NEW YORK — The International Monetary Fund is encouraging leaders around the world to implement strong policy actions to safeguard the global economic recovery after the 3.2% contraction endured in 2020.
At an event at Bocconi University, in Milano, Italy, the managing director of the multilateral lender, Kristalina Georgieva, said the world faces a global recovery “hobbled” by the effect of the COVID-19 pandemic and its impact. “We are unable to walk forward properly—it is like walking with stones in our shoes,” she added in reference to the three main challenges undermining the global outlook: a persistent economic divergence, rising inflation, and an increasing sovereign debt burden.
“The most immediate obstacle is the ‘Great Vaccination Divide’—too many countries with too little access to vaccines, leaving too many people unprotected from Covid,” the official said. Countries remain “deeply divided” in their ability to support the recovery, she added.
“Economic output in advanced economies is projected to return to pre-pandemic trends by 2022. But most emerging and developing countries will take many more years to recover, which will make it even more difficult to avoid long-term economic scarring,” she said.
In July, the multilateral lender projected a 6% global economic growth for this year and a 4.9% expansion for 2022, unchanged from April’s estimate. For Latin America and the Caribbean the GDP growth forecast stands at 5.8% since then.
“As you will see in our updated World Economic Outlook next week, we now expect growth to moderate slightly this year, ” Georgieva said.
The organization is set to announce its most recent World Economic Outlook on October 12, at 9am, Washington, in a press conference led by Gita Gopinath, economic counselor and director of the research department, Petya Koeva Brooks, deputy director of the research department and Malhar Nabar, division chief research department.
Inflation Prospects
At the same time inflation prospects remain “highly uncertain” for the multilateral lender and “a more sustained increase in inflation expectations could cause a rapid rise in interest rates, and a sharp tightening of financial conditions,” the official said.
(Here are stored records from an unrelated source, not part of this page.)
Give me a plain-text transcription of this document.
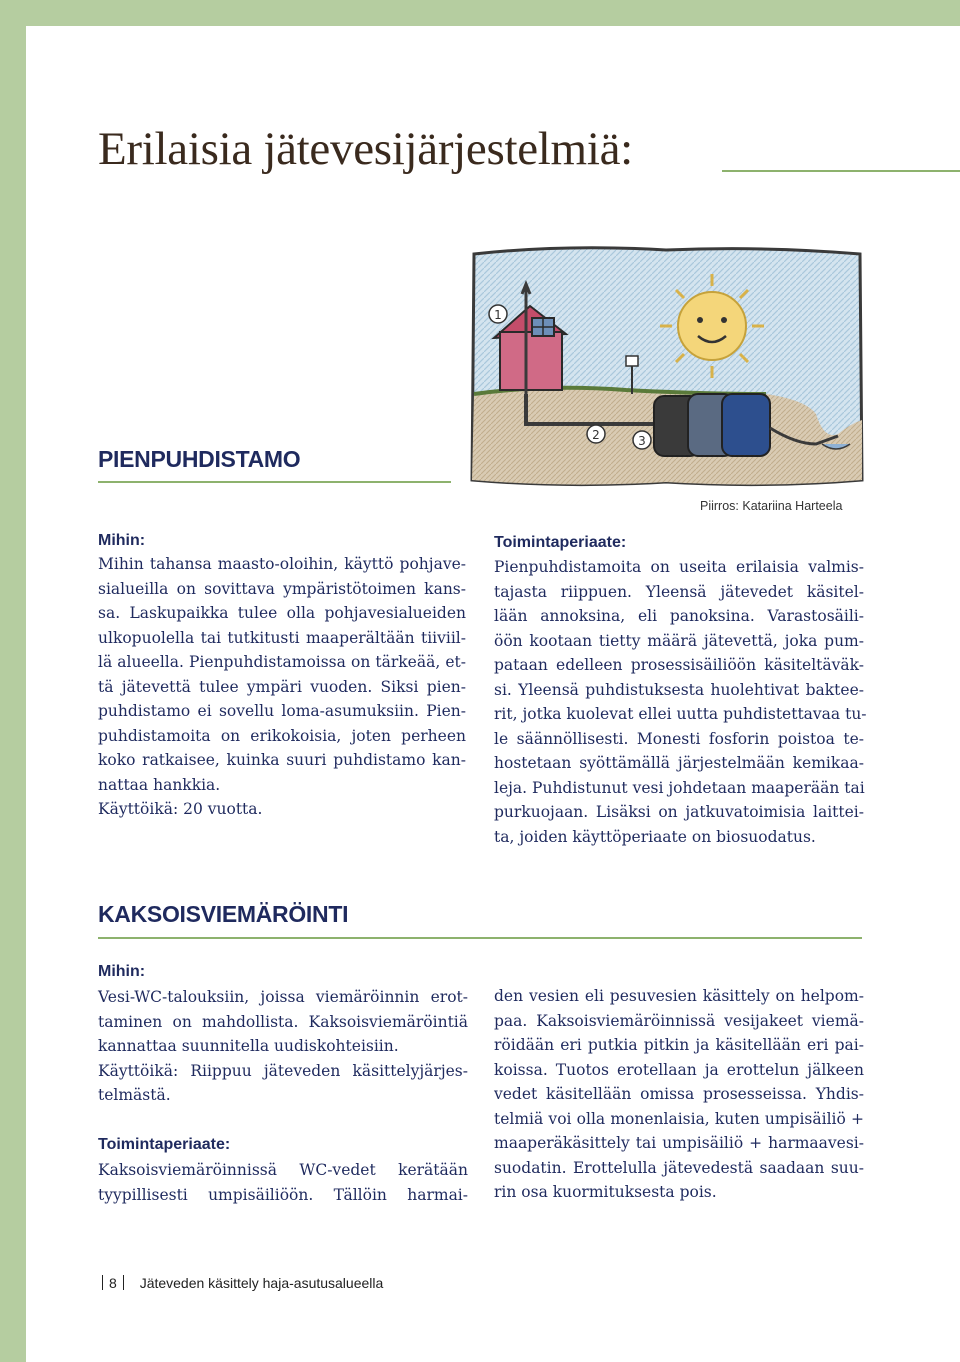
Erilaisia jätevesijärjestelmiä:
1
2	3
Piirros: Katariina Harteela
PIENPUHDISTAMO
Mihin:
Mihin tahansa maasto-oloihin, käyttö pohjave-
sialueilla on sovittava ympäristötoimen kans-
sa. Laskupaikka tulee olla pohjavesialueiden
ulkopuolella tai tutkitusti maaperältään tiiviil-
lä alueella. Pienpuhdistamoissa on tärkeää, et-
tä jätevettä tulee ympäri vuoden. Siksi pien-
puhdistamo ei sovellu loma-asumuksiin. Pien-
puhdistamoita on erikokoisia, joten perheen
koko ratkaisee, kuinka suuri puhdistamo kan-
nattaa hankkia.
Käyttöikä: 20 vuotta.
Toimintaperiaate:
Pienpuhdistamoita on useita erilaisia valmis-
tajasta riippuen. Yleensä jätevedet käsitel-
lään annoksina, eli panoksina. Varastosäili-
öön kootaan tietty määrä jätevettä, joka pum-
pataan edelleen prosessisäiliöön käsiteltäväk-
si. Yleensä puhdistuksesta huolehtivat baktee-
rit, jotka kuolevat ellei uutta puhdistettavaa tu-
le säännöllisesti. Monesti fosforin poistoa te-
hostetaan syöttämällä järjestelmään kemikaa-
leja. Puhdistunut vesi johdetaan maaperään tai
purkuojaan. Lisäksi on jatkuvatoimisia laittei-
ta, joiden käyttöperiaate on biosuodatus.
KAKSOISVIEMÄRÖINTI
Mihin:
Vesi-WC-talouksiin, joissa viemäröinnin erot-
taminen on mahdollista. Kaksoisviemäröintiä
kannattaa suunnitella uudiskohteisiin.
Käyttöikä: Riippuu jäteveden käsittelyjärjes-
telmästä.
Toimintaperiaate:
Kaksoisviemäröinnissä WC-vedet kerätään
tyypillisesti umpisäiliöön. Tällöin harmai-
den vesien eli pesuvesien käsittely on helpom-
paa. Kaksoisviemäröinnissä vesijakeet viemä-
röidään eri putkia pitkin ja käsitellään eri pai-
koissa. Tuotos erotellaan ja erottelun jälkeen
vedet käsitellään omissa prosesseissa. Yhdis-
telmiä voi olla monenlaisia, kuten umpisäiliö +
maaperäkäsittely tai umpisäiliö + harmaavesi-
suodatin. Erottelulla jätevedestä saadaan suu-
rin osa kuormituksesta pois.
8 Jäteveden käsittely haja-asutusalueella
The IMF estimate that global public debt has increased to almost 100 percent of gross domestic product and at the start of the pandemic many developing countries had with “very little fiscal firepower.” For Georgieva those nations now have “even less room in their budget and very limited ability to issue new debt at favorable terms. In short, they face tough times and are caught on the wrong side of the fiscal financing divide,” she said.
On September 21, Organization for Economic Cooperation and Development, OECD, lowered its growth forecasts for the global and U.S. economies, the first downgrade since December of last year, when new infections of COVID-19 were surging, The Wall Street Journal reported on its website. The Paris-based organization cut U.S. economy growth forecast to 6% from the 6.9% projected in May, and also slashed its global growth projection to 5.7% from 5.8%, citing a transitory disruptions on supply chains due to the vaccine against the lethal virus.